In der Abenddämmerung kann man sie kurz sehen,
sie stibitzen das Futter der Enten im vorübergehen.
Da ist eine Mutter – und dort ihr Kind – sie sind nicht allein,
der große, dicke, der im Gebüsch, könnte der Vater sein!
Sie sausen sofort in ihr Versteck und bewegen sich schnell,
hören sie Menschen reden oder von weitem Hundegebell.
Manchmal beim Spaziergang – wenn wir Glück haben,
sehen wir sie – die schönen Wildratten!

Mit Leckerbissen stehe ich vor ihrem Rattenheim,
es rührt sich was und das Locken meiner Stimme allein
läßt neugierig ihr Näschen schnuppern, den Körper strecken,
die Äuglein blitzen, ihre Zunge sanft über meine Finger lecken.

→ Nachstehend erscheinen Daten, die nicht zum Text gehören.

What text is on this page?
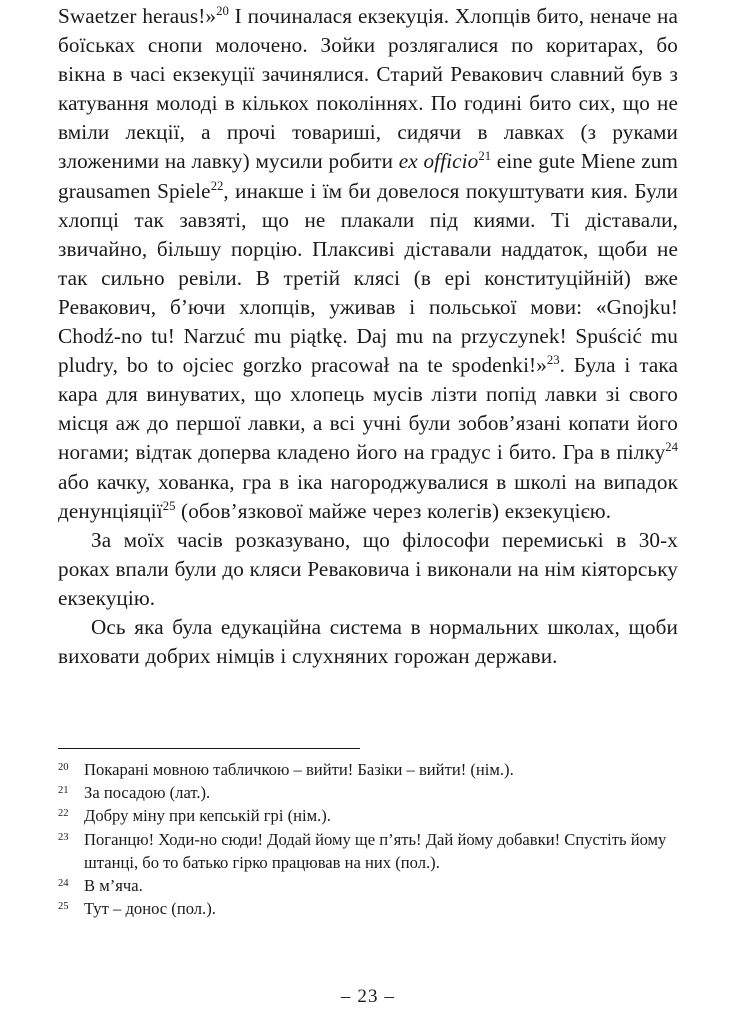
Swaetzer heraus!»$^{20}$ I починалася екзекуція. Хлопців бито, неначе на боїськах снопи молочено. Зойки розлягалися по коритарах, бо вікна в часі екзекуції зачинялися. Старий Ревакович славний був з катування молоді в кількох поколіннях. По годині бито сих, що не вміли лекції, а прочі товариші, сидячи в лавках (з руками зложеними на лавку) мусили робити ex officio$^{21}$ eine gute Miene zum grausamen Spiele$^{22}$, инакше і їм би довелося покуштувати кия. Були хлопці так завзяті, що не плакали під киями. Ті діставали, звичайно, більшу порцію. Плаксиві діставали наддаток, щоби не так сильно ревіли. В третій клясі (в ері конституційній) вже Ревакович, б’ючи хлопців, уживав і польської мови: «Gnojku! Chodź-no tu! Narzuć mu piątkę. Daj mu na przyczynek! Spuścić mu pludry, bo to ojciec gorzko pracował na te spodenki!»$^{23}$. Була і така кара для винуватих, що хлопець мусів лізти попід лавки зі свого місця аж до першої лавки, а всі учні були зобов’язані копати його ногами; відтак доперва кладено його на градус і бито. Гра в пілку$^{24}$ або качку, хованка, гра в іка нагороджувалися в школі на випадок денунціяції$^{25}$ (обов’язкової майже через колегів) екзекуцією.

За моїх часів розказувано, що філософи перемиські в 30-х роках впали були до кляси Реваковича і виконали на нім кіяторську екзекуцію.

Ось яка була едукаційна система в нормальних школах, щоби виховати добрих німців і слухняних горожан держави.

20 Покарані мовною табличкою – вийти! Базіки – вийти! (нім.).
21 За посадою (лат.).
22 Добру міну при кепській грі (нім.).
23 Поганцю! Ходи-но сюди! Додай йому ще п’ять! Дай йому добавки! Спустіть йому штанці, бо то батько гірко працював на них (пол.).
24 В м’яча.
25 Тут – донос (пол.).
– 23 –
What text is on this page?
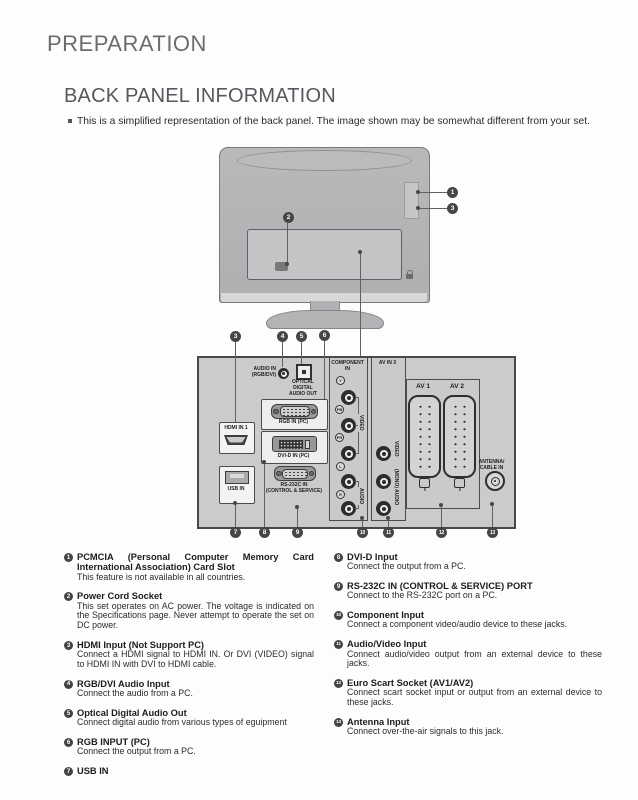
PREPARATION
BACK PANEL INFORMATION
This is a simplified representation of the back panel. The image shown may be somewhat different from your set.
1
3
2
3	4	5	6
AUDIO IN
(RGB/DVI)
OPTICAL
DIGITAL
AUDIO OUT
RGB IN (PC)
DVI-D IN (PC)
RS-232C IN
(CONTROL & SERVICE)
HDMI IN 1
USB IN
COMPONENT
IN
Y
PB
PR
L
R
VIDEO
AUDIO
AV IN 3
VIDEO
(MONO) AUDIO
AV 1	AV 2
ANTENNA/
CABLE IN
7	8	9	10	11	12	13
1 PCMCIA (Personal Computer Memory Card International Association) Card Slot
This feature is not available in all countries.
2 Power Cord Socket
This set operates on AC power. The voltage is indicated on the Specifications page. Never attempt to operate the set on DC power.
3 HDMI Input (Not Support PC)
Connect a HDMI signal to HDMI IN. Or DVI (VIDEO) signal to HDMI IN with DVI to HDMI cable.
4 RGB/DVI Audio Input
Connect the audio from a PC.
5 Optical Digital Audio Out
Connect digital audio from various types of eguipment
6 RGB INPUT (PC)
Connect the output from a PC.
7 USB IN
8 DVI-D Input
Connect the output from a PC.
9 RS-232C IN (CONTROL & SERVICE) PORT
Connect to the RS-232C port on a PC.
10 Component Input
Connect a component video/audio device to these jacks.
11 Audio/Video Input
Connect audio/video output from an external device to these jacks.
12 Euro Scart Socket (AV1/AV2)
Connect scart socket input or output from an external device to these jacks.
13 Antenna Input
Connect over-the-air signals to this jack.
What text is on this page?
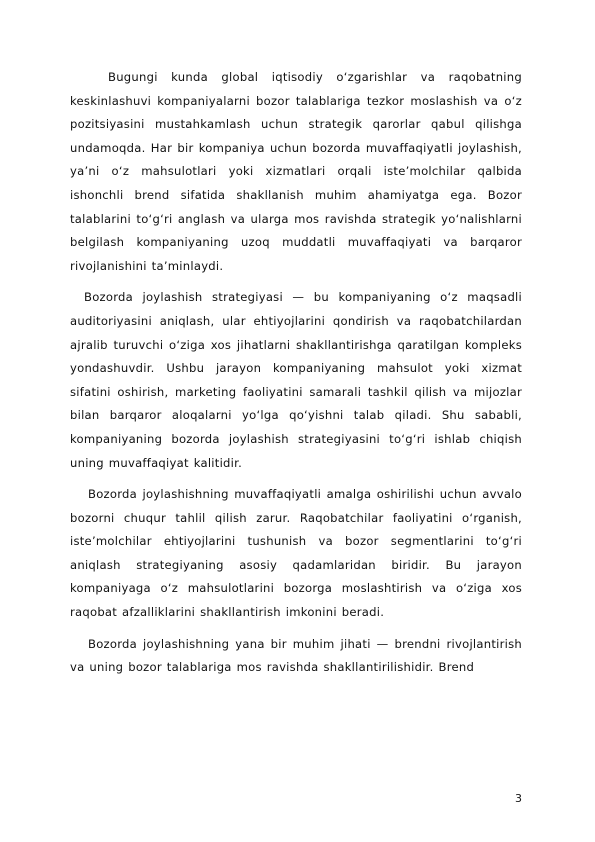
Bugungi kunda global iqtisodiy o‘zgarishlar va raqobatning keskinlashuvi kompaniyalarni bozor talablariga tezkor moslashish va o‘z pozitsiyasini mustahkamlash uchun strategik qarorlar qabul qilishga undamoqda. Har bir kompaniya uchun bozorda muvaffaqiyatli joylashish, ya’ni o‘z mahsulotlari yoki xizmatlari orqali iste’molchilar qalbida ishonchli brend sifatida shakllanish muhim ahamiyatga ega. Bozor talablarini to‘g‘ri anglash va ularga mos ravishda strategik yo‘nalishlarni belgilash kompaniyaning uzoq muddatli muvaffaqiyati va barqaror rivojlanishini ta’minlaydi.

Bozorda joylashish strategiyasi — bu kompaniyaning o‘z maqsadli auditoriyasini aniqlash, ular ehtiyojlarini qondirish va raqobatchilardan ajralib turuvchi o‘ziga xos jihatlarni shakllantirishga qaratilgan kompleks yondashuvdir. Ushbu jarayon kompaniyaning mahsulot yoki xizmat sifatini oshirish, marketing faoliyatini samarali tashkil qilish va mijozlar bilan barqaror aloqalarni yo‘lga qo‘yishni talab qiladi. Shu sababli, kompaniyaning bozorda joylashish strategiyasini to‘g‘ri ishlab chiqish uning muvaffaqiyat kalitidir.

Bozorda joylashishning muvaffaqiyatli amalga oshirilishi uchun avvalo bozorni chuqur tahlil qilish zarur. Raqobatchilar faoliyatini o‘rganish, iste’molchilar ehtiyojlarini tushunish va bozor segmentlarini to‘g‘ri aniqlash strategiyaning asosiy qadamlaridan biridir. Bu jarayon kompaniyaga o‘z mahsulotlarini bozorga moslashtirish va o‘ziga xos raqobat afzalliklarini shakllantirish imkonini beradi.

Bozorda joylashishning yana bir muhim jihati — brendni rivojlantirish va uning bozor talablariga mos ravishda shakllantirilishidir. Brend

3
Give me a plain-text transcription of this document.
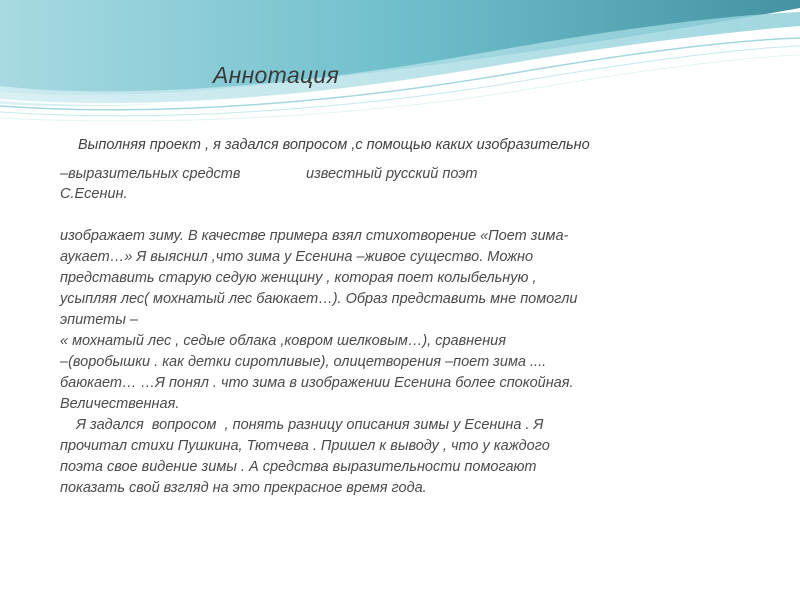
Аннотация
Выполняя проект , я задался вопросом ,с помощью каких изобразительно
–выразительных средств	известный русский поэт
С.Есенин.
изображает зиму. В качестве примера взял стихотворение «Поет зима-
аукает…» Я выяснил ,что зима у Есенина –живое существо. Можно
представить старую седую женщину , которая поет колыбельную ,
усыпляя лес( мохнатый лес баюкает…). Образ представить мне помогли
эпитеты –
« мохнатый лес , седые облака ,ковром шелковым…), сравнения
–(воробышки . как детки сиротливые), олицетворения –поет зима ....
баюкает… …Я понял . что зима в изображении Есенина более спокойная.
Величественная.
Я задался  вопросом  , понять разницу описания зимы у Есенина . Я
прочитал стихи Пушкина, Тютчева . Пришел к выводу , что у каждого
поэта свое видение зимы . А средства выразительности помогают
показать свой взгляд на это прекрасное время года.
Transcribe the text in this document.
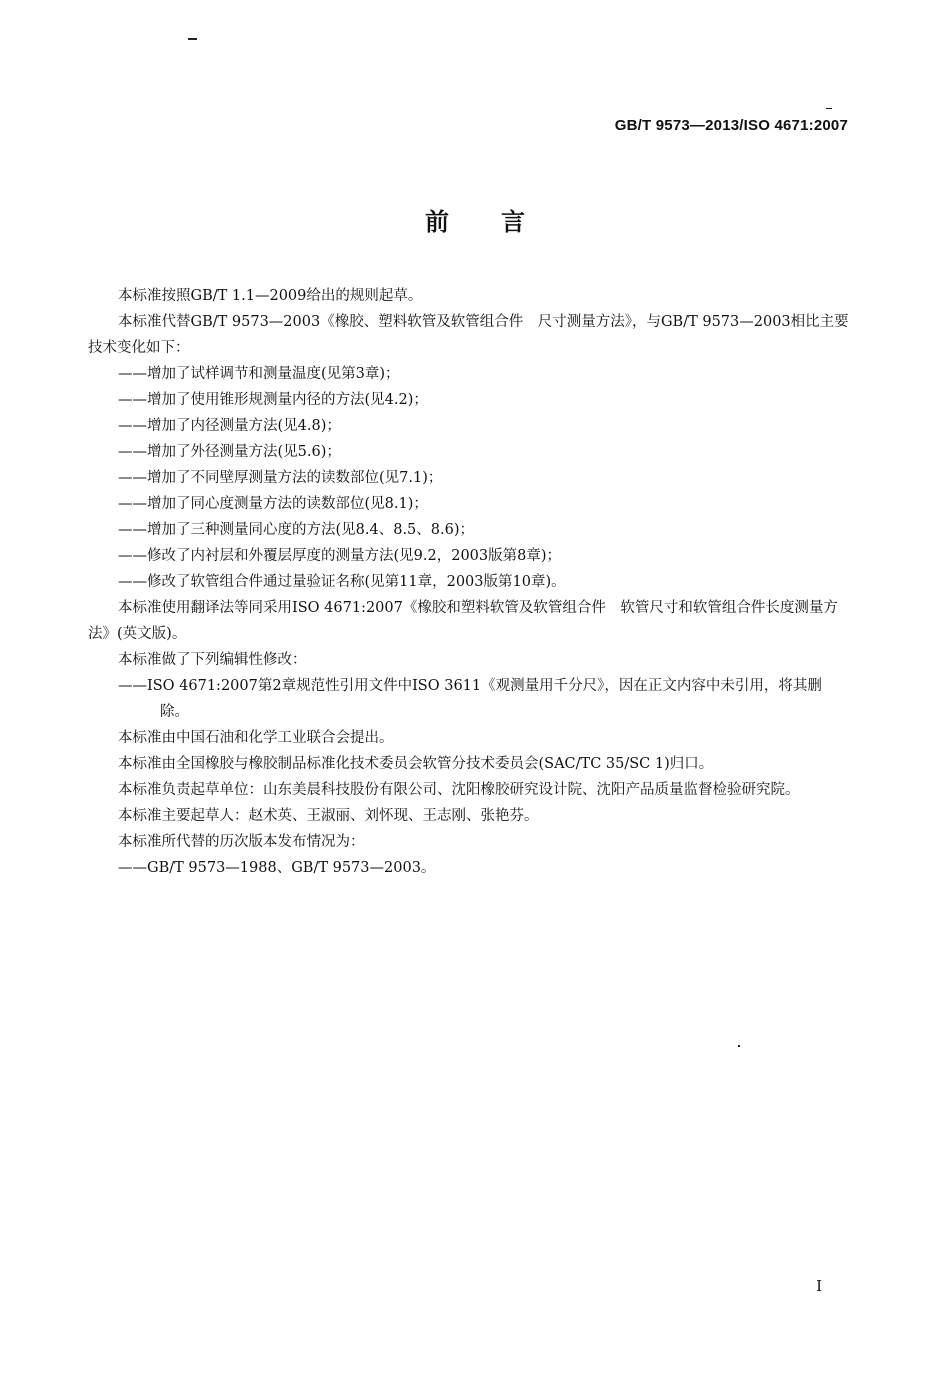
GB/T 9573—2013/ISO 4671:2007
前言

本标准按照GB/T 1.1—2009给出的规则起草。

本标准代替GB/T 9573—2003《橡胶、塑料软管及软管组合件　尺寸测量方法》，与GB/T 9573—2003相比主要技术变化如下：

——增加了试样调节和测量温度(见第3章)；

——增加了使用锥形规测量内径的方法(见4.2)；

——增加了内径测量方法(见4.8)；

——增加了外径测量方法(见5.6)；

——增加了不同壁厚测量方法的读数部位(见7.1)；

——增加了同心度测量方法的读数部位(见8.1)；

——增加了三种测量同心度的方法(见8.4、8.5、8.6)；

——修改了内衬层和外覆层厚度的测量方法(见9.2，2003版第8章)；

——修改了软管组合件通过量验证名称(见第11章，2003版第10章)。

本标准使用翻译法等同采用ISO 4671:2007《橡胶和塑料软管及软管组合件　软管尺寸和软管组合件长度测量方法》(英文版)。

本标准做了下列编辑性修改：

——ISO 4671:2007第2章规范性引用文件中ISO 3611《观测量用千分尺》，因在正文内容中未引用，将其删除。

本标准由中国石油和化学工业联合会提出。

本标准由全国橡胶与橡胶制品标准化技术委员会软管分技术委员会(SAC/TC 35/SC 1)归口。

本标准负责起草单位：山东美晨科技股份有限公司、沈阳橡胶研究设计院、沈阳产品质量监督检验研究院。

本标准主要起草人：赵术英、王淑丽、刘怀现、王志刚、张艳芬。

本标准所代替的历次版本发布情况为：

——GB/T 9573—1988、GB/T 9573—2003。

I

Gleich nach dem Essen ab in meinen Pulli schleichen,
ein Zupfen hier, ein Reißen da, nicht von meiner Seite weichen!
Ein Kopf schaut aus meinem Ärmel raus – ich kraule ihn,
die Löcher im Pullover habe ich schon im voraus verzieh‘n!
Sie zählen zu den wunderbarsten Tieren, die wir je hatten –
Monie und Hexe – unsere beiden Husky-Ratten!